KEIR RADNEDGE in MOSCOW: The old outer walls are all that remains of the original Luzhniki Stadium which will host the World Cup Final next July.

After a five-year, €300m rebuilding project, one of world sport’s most historic venues is ready for the action.

Crowd exit problems which marred the reopening match between Russia and Argentina last month will be resolved by the time Brazil fly in for the next test on March 23.

Luzhniki today after its €300m redevelopment

Nickolai Gulayev, Moscow city’s head of tourism and sport, is confident that lessons have been learned and specific issues will not recur.

He said: “We did have a problem with an overcrowded exit at the reopening match which caused problems for fans leaving the stadium. There were particular reasons: one metro entrance was closed and some refurbishment was still taking place.

Security system

“We have taken into account all the mistakes and will not allow them to happen again on March 23.”

Also on March 23 the full FIFA-style three-tier safety and security systems will be in operation including the Fan-ID concept rolled out at the Confederations Cup last summer. Two further pre-finals matches are expected but the opposition has yet to be confirmed by the Russian Football Union.

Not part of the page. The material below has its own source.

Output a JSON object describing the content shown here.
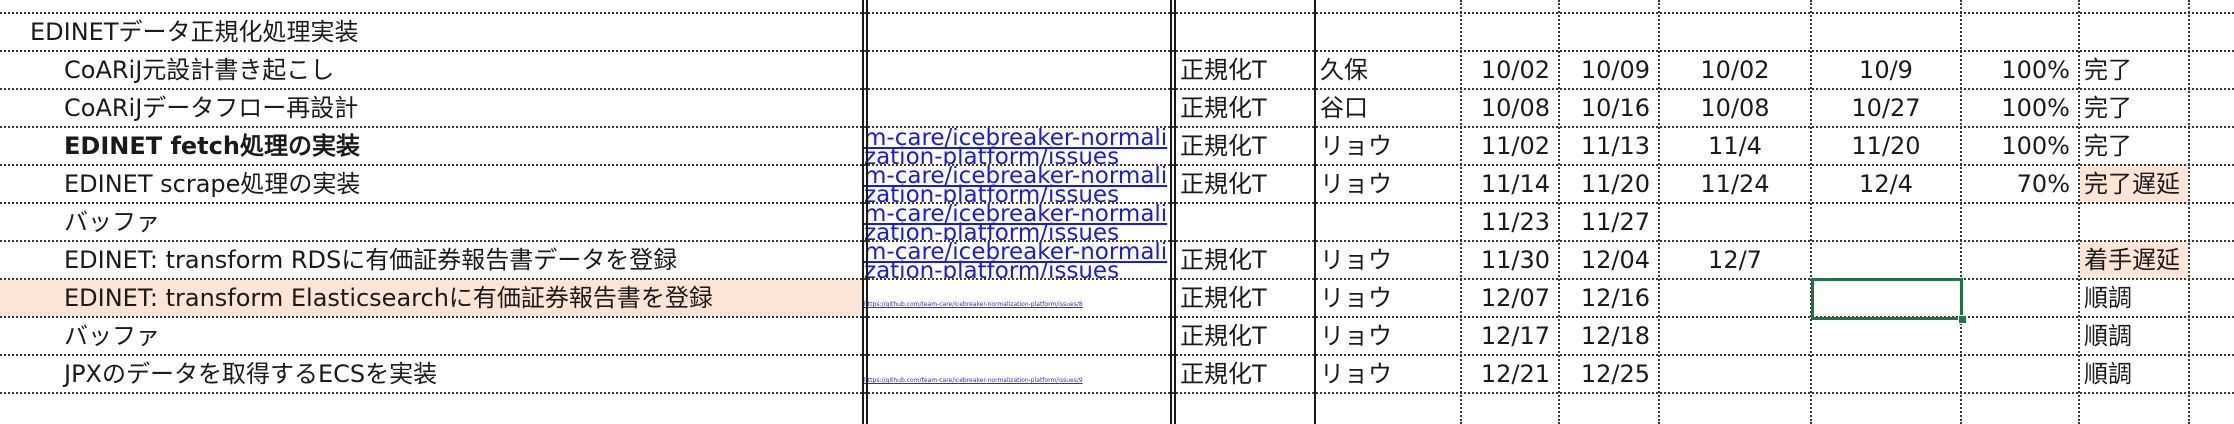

A 25,000 capacity fan fest site will sit on the opposite side of the river below the Moscow state university in one of the distinctive so-called ‘seven sisters’.

Once labelled the Lenin Stadium, Luzhniki was built in 1956 with a capacity of 100,000; its largest attendance was 110,000 for a Moscow club derby.

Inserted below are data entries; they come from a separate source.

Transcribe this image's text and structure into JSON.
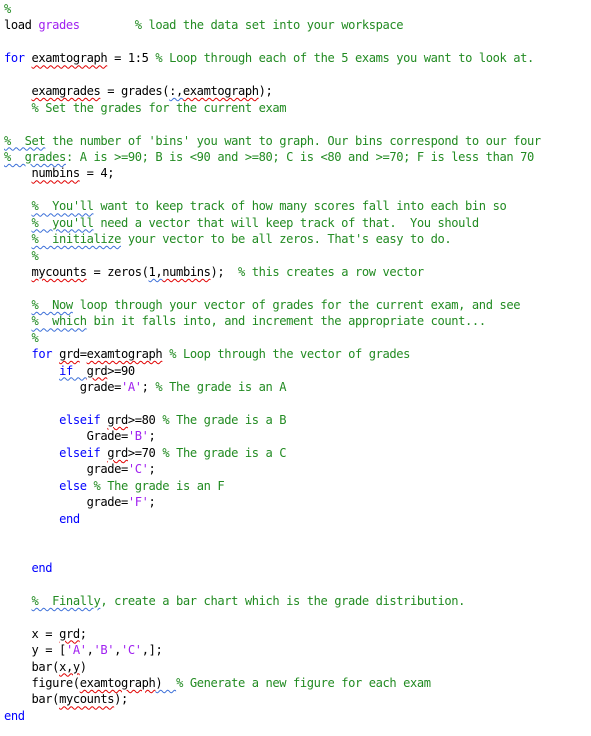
{
  "colors": {
    "keyword": "#0000ff",
    "string": "#a020f0",
    "comment": "#228b22",
    "text": "#000000",
    "spell_error": "#e00000",
    "spell_warning": "#3b6fd8"
  },
  "editor": {
    "lines": [
      [
        {
          "t": "%",
          "c": "cm"
        }
      ],
      [
        {
          "t": "load ",
          "c": ""
        },
        {
          "t": "grades",
          "c": "str"
        },
        {
          "t": "        ",
          "c": ""
        },
        {
          "t": "% load the data set into your workspace",
          "c": "cm"
        }
      ],
      [],
      [
        {
          "t": "for",
          "c": "kw"
        },
        {
          "t": " ",
          "c": ""
        },
        {
          "t": "examtograph",
          "c": "sq"
        },
        {
          "t": " = 1:5 ",
          "c": ""
        },
        {
          "t": "% Loop through each of the 5 exams you want to look at.",
          "c": "cm"
        }
      ],
      [],
      [
        {
          "t": "    ",
          "c": ""
        },
        {
          "t": "examgrades",
          "c": "sq"
        },
        {
          "t": " = grades(",
          "c": ""
        },
        {
          "t": ":,",
          "c": "sqb"
        },
        {
          "t": "examtograph",
          "c": "sq"
        },
        {
          "t": ");",
          "c": ""
        }
      ],
      [
        {
          "t": "    ",
          "c": ""
        },
        {
          "t": "% Set the grades for the current exam",
          "c": "cm"
        }
      ],
      [],
      [
        {
          "t": "%  Set",
          "c": "cm sqb"
        },
        {
          "t": " the number of 'bins' you want to graph. Our bins correspond to our four",
          "c": "cm"
        }
      ],
      [
        {
          "t": "%  grades",
          "c": "cm sqb"
        },
        {
          "t": ": A is >=90; B is <90 and >=80; C is <80 and >=70; F is less than 70",
          "c": "cm"
        }
      ],
      [
        {
          "t": "    ",
          "c": ""
        },
        {
          "t": "numbins",
          "c": "sq"
        },
        {
          "t": " = 4;",
          "c": ""
        }
      ],
      [],
      [
        {
          "t": "    ",
          "c": ""
        },
        {
          "t": "%  You'll",
          "c": "cm sqb"
        },
        {
          "t": " want to keep track of how many scores fall into each bin so",
          "c": "cm"
        }
      ],
      [
        {
          "t": "    ",
          "c": ""
        },
        {
          "t": "%  you'll",
          "c": "cm sqb"
        },
        {
          "t": " need a vector that will keep track of that.  You should",
          "c": "cm"
        }
      ],
      [
        {
          "t": "    ",
          "c": ""
        },
        {
          "t": "%  initialize",
          "c": "cm sqb"
        },
        {
          "t": " your vector to be all zeros. That's easy to do.",
          "c": "cm"
        }
      ],
      [
        {
          "t": "    ",
          "c": ""
        },
        {
          "t": "%",
          "c": "cm"
        }
      ],
      [
        {
          "t": "    ",
          "c": ""
        },
        {
          "t": "mycounts",
          "c": "sq"
        },
        {
          "t": " = zeros(",
          "c": ""
        },
        {
          "t": "1,",
          "c": "sqb"
        },
        {
          "t": "numbins",
          "c": "sq"
        },
        {
          "t": ");  ",
          "c": ""
        },
        {
          "t": "% this creates a row vector",
          "c": "cm"
        }
      ],
      [],
      [
        {
          "t": "    ",
          "c": ""
        },
        {
          "t": "%  Now",
          "c": "cm sqb"
        },
        {
          "t": " loop through your vector of grades for the current exam, and see",
          "c": "cm"
        }
      ],
      [
        {
          "t": "    ",
          "c": ""
        },
        {
          "t": "%  which",
          "c": "cm sqb"
        },
        {
          "t": " bin it falls into, and increment the appropriate count...",
          "c": "cm"
        }
      ],
      [
        {
          "t": "    ",
          "c": ""
        },
        {
          "t": "%",
          "c": "cm"
        }
      ],
      [
        {
          "t": "    ",
          "c": ""
        },
        {
          "t": "for",
          "c": "kw"
        },
        {
          "t": " ",
          "c": ""
        },
        {
          "t": "grd",
          "c": "sq"
        },
        {
          "t": "=",
          "c": ""
        },
        {
          "t": "examtograph",
          "c": "sq"
        },
        {
          "t": " ",
          "c": ""
        },
        {
          "t": "% Loop through the vector of grades",
          "c": "cm"
        }
      ],
      [
        {
          "t": "        ",
          "c": ""
        },
        {
          "t": "if",
          "c": "kw sqb"
        },
        {
          "t": "  ",
          "c": "sqb"
        },
        {
          "t": "grd",
          "c": "sq"
        },
        {
          "t": ">=90",
          "c": ""
        }
      ],
      [
        {
          "t": "           grade=",
          "c": ""
        },
        {
          "t": "'A'",
          "c": "str"
        },
        {
          "t": "; ",
          "c": ""
        },
        {
          "t": "% The grade is an A",
          "c": "cm"
        }
      ],
      [],
      [
        {
          "t": "        ",
          "c": ""
        },
        {
          "t": "elseif",
          "c": "kw"
        },
        {
          "t": " ",
          "c": ""
        },
        {
          "t": "grd",
          "c": "sq"
        },
        {
          "t": ">=80 ",
          "c": ""
        },
        {
          "t": "% The grade is a B",
          "c": "cm"
        }
      ],
      [
        {
          "t": "            Grade=",
          "c": ""
        },
        {
          "t": "'B'",
          "c": "str"
        },
        {
          "t": ";",
          "c": ""
        }
      ],
      [
        {
          "t": "        ",
          "c": ""
        },
        {
          "t": "elseif",
          "c": "kw"
        },
        {
          "t": " ",
          "c": ""
        },
        {
          "t": "grd",
          "c": "sq"
        },
        {
          "t": ">=70 ",
          "c": ""
        },
        {
          "t": "% The grade is a C",
          "c": "cm"
        }
      ],
      [
        {
          "t": "            grade=",
          "c": ""
        },
        {
          "t": "'C'",
          "c": "str"
        },
        {
          "t": ";",
          "c": ""
        }
      ],
      [
        {
          "t": "        ",
          "c": ""
        },
        {
          "t": "else",
          "c": "kw"
        },
        {
          "t": " ",
          "c": ""
        },
        {
          "t": "% The grade is an F",
          "c": "cm"
        }
      ],
      [
        {
          "t": "            grade=",
          "c": ""
        },
        {
          "t": "'F'",
          "c": "str"
        },
        {
          "t": ";",
          "c": ""
        }
      ],
      [
        {
          "t": "        ",
          "c": ""
        },
        {
          "t": "end",
          "c": "kw"
        }
      ],
      [],
      [],
      [
        {
          "t": "    ",
          "c": ""
        },
        {
          "t": "end",
          "c": "kw"
        }
      ],
      [],
      [
        {
          "t": "    ",
          "c": ""
        },
        {
          "t": "%  Finally",
          "c": "cm sqb"
        },
        {
          "t": ", create a bar chart which is the grade distribution.",
          "c": "cm"
        }
      ],
      [],
      [
        {
          "t": "    x = ",
          "c": ""
        },
        {
          "t": "grd",
          "c": "sq"
        },
        {
          "t": ";",
          "c": ""
        }
      ],
      [
        {
          "t": "    y = [",
          "c": ""
        },
        {
          "t": "'A'",
          "c": "str"
        },
        {
          "t": ",",
          "c": ""
        },
        {
          "t": "'B'",
          "c": "str"
        },
        {
          "t": ",",
          "c": ""
        },
        {
          "t": "'C'",
          "c": "str"
        },
        {
          "t": ",];",
          "c": ""
        }
      ],
      [
        {
          "t": "    bar(",
          "c": ""
        },
        {
          "t": "x,y",
          "c": "sq"
        },
        {
          "t": ")",
          "c": ""
        }
      ],
      [
        {
          "t": "    figure(",
          "c": ""
        },
        {
          "t": "examtograph",
          "c": "sq"
        },
        {
          "t": ")  ",
          "c": "sqb"
        },
        {
          "t": "% Generate a new figure for each exam",
          "c": "cm"
        }
      ],
      [
        {
          "t": "    bar(",
          "c": ""
        },
        {
          "t": "mycounts",
          "c": "sq"
        },
        {
          "t": ");",
          "c": ""
        }
      ],
      [
        {
          "t": "end",
          "c": "kw"
        }
      ]
    ]
  }
}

Past events included the old Soviet Spartakiade extravaganzas as well as the opening and closing ceremonies and athletics competition at the 1980 Olympic Games.

Later it hosted the 2008 Champions League Final in which Manchester United beat Chelsea on penalties following the 1999 UEFA Cup final between Parma and Marseille.

No more athletics

No trace remains of the track and field facilities. They have been scrapped in the latest five-year redevelopment funded in its entirety by the Moscow city government.

The future is somewhat clouded. Luzhniki will be the main home for the Russian national team and can host concerts in the style of previous stagings for the likes of Madonna and the Rolling Stones.

But Luzhniki will not have a resident club now that Spartak, finally, have a home of their own . . . and history does not pay the bills.